The Big Ten University in your Neighborhood
Penn State Abington offers two- and four-year degrees in a wide variety of programs at an affordable price and in a safe, picturesque setting. Learn about the services and opportunities Abington College can provide for traditional students, adults, businesses, and community groups. Presentations can be structured to meet the individual needs of diverse groups.
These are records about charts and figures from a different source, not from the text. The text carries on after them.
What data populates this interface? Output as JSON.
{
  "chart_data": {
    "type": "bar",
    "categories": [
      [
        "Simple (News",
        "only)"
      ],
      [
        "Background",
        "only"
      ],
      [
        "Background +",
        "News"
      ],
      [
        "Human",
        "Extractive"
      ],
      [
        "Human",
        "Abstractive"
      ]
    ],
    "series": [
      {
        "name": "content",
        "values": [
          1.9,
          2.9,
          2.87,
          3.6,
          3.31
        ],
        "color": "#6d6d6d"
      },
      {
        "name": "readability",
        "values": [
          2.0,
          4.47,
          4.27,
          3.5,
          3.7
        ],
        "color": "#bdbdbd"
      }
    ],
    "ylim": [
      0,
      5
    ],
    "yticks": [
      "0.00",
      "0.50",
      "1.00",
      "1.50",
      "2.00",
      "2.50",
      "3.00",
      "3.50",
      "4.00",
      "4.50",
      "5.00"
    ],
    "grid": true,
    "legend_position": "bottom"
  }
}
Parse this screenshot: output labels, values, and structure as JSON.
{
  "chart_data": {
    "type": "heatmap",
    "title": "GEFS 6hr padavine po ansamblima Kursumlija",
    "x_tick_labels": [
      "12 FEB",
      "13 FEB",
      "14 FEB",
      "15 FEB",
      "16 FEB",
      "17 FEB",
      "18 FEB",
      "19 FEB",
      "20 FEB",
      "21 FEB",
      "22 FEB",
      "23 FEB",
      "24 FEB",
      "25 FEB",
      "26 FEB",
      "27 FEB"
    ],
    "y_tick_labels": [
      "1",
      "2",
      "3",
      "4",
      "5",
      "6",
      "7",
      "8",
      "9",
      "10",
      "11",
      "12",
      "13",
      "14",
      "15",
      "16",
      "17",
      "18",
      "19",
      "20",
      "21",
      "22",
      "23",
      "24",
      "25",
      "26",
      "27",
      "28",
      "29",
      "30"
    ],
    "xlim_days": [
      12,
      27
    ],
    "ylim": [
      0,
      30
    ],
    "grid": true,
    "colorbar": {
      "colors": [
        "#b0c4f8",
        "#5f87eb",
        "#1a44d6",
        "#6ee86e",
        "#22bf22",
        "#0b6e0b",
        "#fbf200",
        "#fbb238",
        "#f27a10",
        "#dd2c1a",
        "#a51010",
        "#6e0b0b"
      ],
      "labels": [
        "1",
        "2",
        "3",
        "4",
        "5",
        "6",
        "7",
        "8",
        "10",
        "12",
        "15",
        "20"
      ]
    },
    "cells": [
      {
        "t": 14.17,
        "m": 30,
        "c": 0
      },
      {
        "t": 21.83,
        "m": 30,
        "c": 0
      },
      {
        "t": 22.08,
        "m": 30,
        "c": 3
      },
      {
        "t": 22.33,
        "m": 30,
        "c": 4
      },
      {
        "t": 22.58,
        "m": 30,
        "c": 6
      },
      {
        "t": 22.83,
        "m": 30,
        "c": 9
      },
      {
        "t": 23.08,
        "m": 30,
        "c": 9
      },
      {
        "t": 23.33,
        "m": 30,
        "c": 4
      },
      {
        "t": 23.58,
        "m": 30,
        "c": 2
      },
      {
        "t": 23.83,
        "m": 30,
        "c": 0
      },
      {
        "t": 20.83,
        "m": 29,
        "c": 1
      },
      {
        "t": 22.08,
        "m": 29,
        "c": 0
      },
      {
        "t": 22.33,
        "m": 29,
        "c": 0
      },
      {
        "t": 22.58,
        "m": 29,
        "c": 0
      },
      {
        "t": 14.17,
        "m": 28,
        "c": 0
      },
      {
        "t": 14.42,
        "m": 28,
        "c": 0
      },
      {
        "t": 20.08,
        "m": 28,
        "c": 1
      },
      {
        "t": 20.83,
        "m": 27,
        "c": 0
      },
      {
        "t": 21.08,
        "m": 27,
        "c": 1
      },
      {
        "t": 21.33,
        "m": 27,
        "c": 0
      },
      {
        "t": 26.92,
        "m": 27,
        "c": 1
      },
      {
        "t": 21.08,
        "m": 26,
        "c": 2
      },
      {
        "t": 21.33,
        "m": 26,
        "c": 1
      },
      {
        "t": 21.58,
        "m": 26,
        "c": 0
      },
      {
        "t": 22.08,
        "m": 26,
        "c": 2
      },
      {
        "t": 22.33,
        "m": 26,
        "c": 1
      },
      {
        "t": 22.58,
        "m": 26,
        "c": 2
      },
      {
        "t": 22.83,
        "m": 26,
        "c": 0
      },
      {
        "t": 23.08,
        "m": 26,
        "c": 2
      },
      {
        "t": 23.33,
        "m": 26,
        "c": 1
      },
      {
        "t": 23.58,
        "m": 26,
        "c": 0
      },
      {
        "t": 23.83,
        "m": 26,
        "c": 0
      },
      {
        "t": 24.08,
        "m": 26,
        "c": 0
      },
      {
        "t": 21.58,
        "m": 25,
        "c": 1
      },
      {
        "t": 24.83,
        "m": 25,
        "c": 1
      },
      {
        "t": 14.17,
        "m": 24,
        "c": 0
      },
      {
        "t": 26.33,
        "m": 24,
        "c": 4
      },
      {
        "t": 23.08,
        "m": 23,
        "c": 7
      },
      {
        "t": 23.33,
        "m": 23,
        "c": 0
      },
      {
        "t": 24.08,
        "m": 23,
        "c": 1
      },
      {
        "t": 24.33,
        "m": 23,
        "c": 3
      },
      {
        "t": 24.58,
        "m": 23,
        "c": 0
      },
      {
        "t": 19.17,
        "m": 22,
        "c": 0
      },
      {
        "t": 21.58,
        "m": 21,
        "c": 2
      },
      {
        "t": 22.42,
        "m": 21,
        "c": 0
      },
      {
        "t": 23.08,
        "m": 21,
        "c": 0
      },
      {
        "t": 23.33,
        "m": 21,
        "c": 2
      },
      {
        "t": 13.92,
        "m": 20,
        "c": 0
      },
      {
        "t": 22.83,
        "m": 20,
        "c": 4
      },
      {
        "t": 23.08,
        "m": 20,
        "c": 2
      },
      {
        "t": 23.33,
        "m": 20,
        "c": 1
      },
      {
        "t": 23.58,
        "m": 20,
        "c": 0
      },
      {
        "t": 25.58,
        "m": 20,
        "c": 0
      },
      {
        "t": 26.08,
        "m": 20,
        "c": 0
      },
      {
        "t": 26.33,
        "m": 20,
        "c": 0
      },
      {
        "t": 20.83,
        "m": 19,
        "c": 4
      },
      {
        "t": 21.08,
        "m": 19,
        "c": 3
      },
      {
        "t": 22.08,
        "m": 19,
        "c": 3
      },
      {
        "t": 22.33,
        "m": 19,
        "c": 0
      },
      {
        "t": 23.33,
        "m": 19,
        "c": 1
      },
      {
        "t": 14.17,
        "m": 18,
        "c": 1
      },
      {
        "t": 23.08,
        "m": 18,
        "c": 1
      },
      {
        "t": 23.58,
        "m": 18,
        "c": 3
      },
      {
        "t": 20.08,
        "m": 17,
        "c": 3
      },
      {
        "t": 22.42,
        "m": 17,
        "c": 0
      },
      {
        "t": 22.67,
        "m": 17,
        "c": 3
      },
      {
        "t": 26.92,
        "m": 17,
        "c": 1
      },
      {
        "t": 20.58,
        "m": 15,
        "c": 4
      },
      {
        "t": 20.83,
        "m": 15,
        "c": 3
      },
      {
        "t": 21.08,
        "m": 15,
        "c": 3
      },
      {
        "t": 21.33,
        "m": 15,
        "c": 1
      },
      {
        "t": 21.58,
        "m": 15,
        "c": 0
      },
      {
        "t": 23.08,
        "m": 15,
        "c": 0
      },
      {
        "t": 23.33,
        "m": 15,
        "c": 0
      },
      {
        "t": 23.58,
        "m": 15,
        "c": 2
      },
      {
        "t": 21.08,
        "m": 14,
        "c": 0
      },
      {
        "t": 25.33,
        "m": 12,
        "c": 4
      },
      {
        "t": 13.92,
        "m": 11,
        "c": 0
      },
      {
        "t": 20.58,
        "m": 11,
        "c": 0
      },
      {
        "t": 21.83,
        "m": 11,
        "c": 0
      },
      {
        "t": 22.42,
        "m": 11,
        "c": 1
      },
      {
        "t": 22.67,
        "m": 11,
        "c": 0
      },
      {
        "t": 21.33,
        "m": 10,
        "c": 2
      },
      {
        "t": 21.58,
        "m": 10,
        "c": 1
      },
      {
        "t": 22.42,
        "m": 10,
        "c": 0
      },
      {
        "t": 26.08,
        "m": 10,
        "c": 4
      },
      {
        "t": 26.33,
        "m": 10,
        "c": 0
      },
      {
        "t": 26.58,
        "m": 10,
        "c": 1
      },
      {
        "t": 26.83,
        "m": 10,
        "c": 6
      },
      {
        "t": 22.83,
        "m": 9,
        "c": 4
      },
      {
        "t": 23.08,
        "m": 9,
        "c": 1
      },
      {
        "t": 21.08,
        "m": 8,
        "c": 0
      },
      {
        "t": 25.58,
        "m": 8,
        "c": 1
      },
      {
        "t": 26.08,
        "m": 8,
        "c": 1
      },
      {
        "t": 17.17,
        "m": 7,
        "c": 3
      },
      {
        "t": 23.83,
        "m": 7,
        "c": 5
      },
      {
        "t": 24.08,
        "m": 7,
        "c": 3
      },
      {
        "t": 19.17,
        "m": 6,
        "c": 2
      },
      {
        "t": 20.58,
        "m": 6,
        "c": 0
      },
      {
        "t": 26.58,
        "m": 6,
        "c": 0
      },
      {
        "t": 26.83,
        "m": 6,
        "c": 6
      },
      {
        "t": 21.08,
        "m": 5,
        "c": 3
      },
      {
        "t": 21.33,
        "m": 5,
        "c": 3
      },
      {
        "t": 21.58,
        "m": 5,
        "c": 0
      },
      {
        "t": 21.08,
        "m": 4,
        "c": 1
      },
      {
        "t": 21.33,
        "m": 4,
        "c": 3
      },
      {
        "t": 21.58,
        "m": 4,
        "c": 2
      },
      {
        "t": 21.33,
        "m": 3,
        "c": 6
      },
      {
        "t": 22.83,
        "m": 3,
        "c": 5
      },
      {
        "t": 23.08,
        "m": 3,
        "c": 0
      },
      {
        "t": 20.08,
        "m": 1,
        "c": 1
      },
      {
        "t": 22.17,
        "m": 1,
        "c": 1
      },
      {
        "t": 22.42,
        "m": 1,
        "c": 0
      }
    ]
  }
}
Penn State Abington Faculty and Staff

Trends in Higher Education: Education’s Role in Our Nation’s Economic Development
Few subjects raise more controversy and debate than the place higher education should hold in contemporary society. Should it train students for specific careers, foster the growth of value systems, serve the communities in which the institutions are located, and/or strive to perpetuate democratic ideals? Examine the options. Discover the varied roles post-secondary institutions are currently taking in providing leadership in our country’s educational, social, and technological development. Then consider higher education's unexplored potential and future contributons.
Dr. Karen Wiley Sandler

Understanding the Teenage Brain: Implications for Parents
The concept of the teenage brain may to some seem to be a contradiction in terms; however, this work in progress not only exists, but also demonstrates very unique characteristics. Based upon the results of research into adolescent brain activity, personality, identity, and intellectual development, suggestions for “appropriate” parenting of teens will be offered.